Banjir yang terjadi di Libya dipicu oleh Badai Daniel dari kawasan Laut Mediterania. Kekuatan Badai kali ini disebut sangat kuat sehingga memicu bencana besar di Libya.
Badai Daniel juga menerjang negara lain di kawasan Mediterania yakni Yunani dan Turkiye, menyebabkan belasan orang tewas.
Baca juga: September Tak Lagi Ceria, Badai Mematikan Melanda Sebagian Dunia
Di belahan bumi lain, di AS, musim badai di sana juga menjadi sorotan. Kekuatan badai di “Negeri Paman Sam” yang semakin kuat menjadi kekhawatiran besar para ilmuwan.
Dilansir dari Associated Press, badai biasanya terbentuk di atas lautan saat bertemunya air hangat, udara lembab, perubahan atmosfer, dan angin.
Badai merupakan siklus alam yang terjadi secara berulang sejak zaman dulu.
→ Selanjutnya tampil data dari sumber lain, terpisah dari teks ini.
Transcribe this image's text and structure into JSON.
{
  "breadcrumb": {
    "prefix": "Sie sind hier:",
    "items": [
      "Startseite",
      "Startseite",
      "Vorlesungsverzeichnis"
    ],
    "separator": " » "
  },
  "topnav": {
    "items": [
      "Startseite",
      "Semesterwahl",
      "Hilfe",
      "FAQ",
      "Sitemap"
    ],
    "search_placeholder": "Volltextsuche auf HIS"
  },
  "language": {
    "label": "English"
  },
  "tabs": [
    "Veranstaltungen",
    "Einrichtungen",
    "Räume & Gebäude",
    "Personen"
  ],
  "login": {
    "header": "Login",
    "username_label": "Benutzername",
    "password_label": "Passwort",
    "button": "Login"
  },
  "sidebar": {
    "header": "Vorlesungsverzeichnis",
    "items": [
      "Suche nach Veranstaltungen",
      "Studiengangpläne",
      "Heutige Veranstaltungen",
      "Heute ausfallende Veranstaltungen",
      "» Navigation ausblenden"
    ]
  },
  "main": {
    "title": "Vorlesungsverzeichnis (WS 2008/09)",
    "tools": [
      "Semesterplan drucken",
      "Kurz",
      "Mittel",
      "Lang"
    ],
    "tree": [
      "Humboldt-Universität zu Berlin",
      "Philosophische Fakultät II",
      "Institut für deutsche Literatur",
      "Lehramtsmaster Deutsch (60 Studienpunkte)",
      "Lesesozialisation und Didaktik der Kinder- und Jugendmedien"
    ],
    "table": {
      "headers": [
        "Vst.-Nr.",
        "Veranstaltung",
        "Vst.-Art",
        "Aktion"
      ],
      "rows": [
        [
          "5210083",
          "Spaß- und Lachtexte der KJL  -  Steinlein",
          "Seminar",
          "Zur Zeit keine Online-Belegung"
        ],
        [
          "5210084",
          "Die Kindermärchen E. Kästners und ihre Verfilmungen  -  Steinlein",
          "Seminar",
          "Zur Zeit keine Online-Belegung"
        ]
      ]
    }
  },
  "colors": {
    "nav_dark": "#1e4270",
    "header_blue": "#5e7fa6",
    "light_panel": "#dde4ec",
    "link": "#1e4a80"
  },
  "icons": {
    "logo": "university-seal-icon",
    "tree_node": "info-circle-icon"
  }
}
Di satu sisi, perubahan iklim ditengarai membuatnya semakin kuat dan sering.
Ada banyak bukti yang menunjukkan bahwa perubahan iklim membuat badai semakin kuat dan semakin sering.
Baca juga: Banjir yang Porakporandakan Libya Jadi Bukti Ganasnya Perubahan Iklim
Besarnya kekuatan badai berpotensi besar memicu banjir bandang dan gelombang badai yang lebih dahsyat yang menghantam garis pantai.
Peneliti badai di University of Miami, Brian McNoldy, mengungkapkan, kenaikan permukaan air laut juga meningkatkan fondasi terjadinya gelombang badai, sehingga membuat banjir di wilayah pesisir lebih besar kemungkinan terjadi dan parah.
Selain itu, atmosfer yang semakin hangat karena naiknya suhu Bumi juga menampung lebih banyak kelembapan.
Selama ratusan tahun, memang telah terjadi badai yang sangat besar dan dahsyat. Akan tetapi, badai berkekuatan besar yang terjadi beberapa waktu terakhir tidak bisa dilepaskan dari pengaruh perubahan iklim.
Baca juga: Mengenal Badai Daniel, Penyebab Banjir Bandang di Libya yang Tewaskan 2.500 Orang
“Tidak ada satupun dari hal ini yang meniadakan fakta bahwa perubahan iklim sedang terjadi dan mengubah atmosfer dan lautan dengan kecepatan yang belum pernah kita lihat sebelumnya,” ucap McNoldy kepada Associated Press.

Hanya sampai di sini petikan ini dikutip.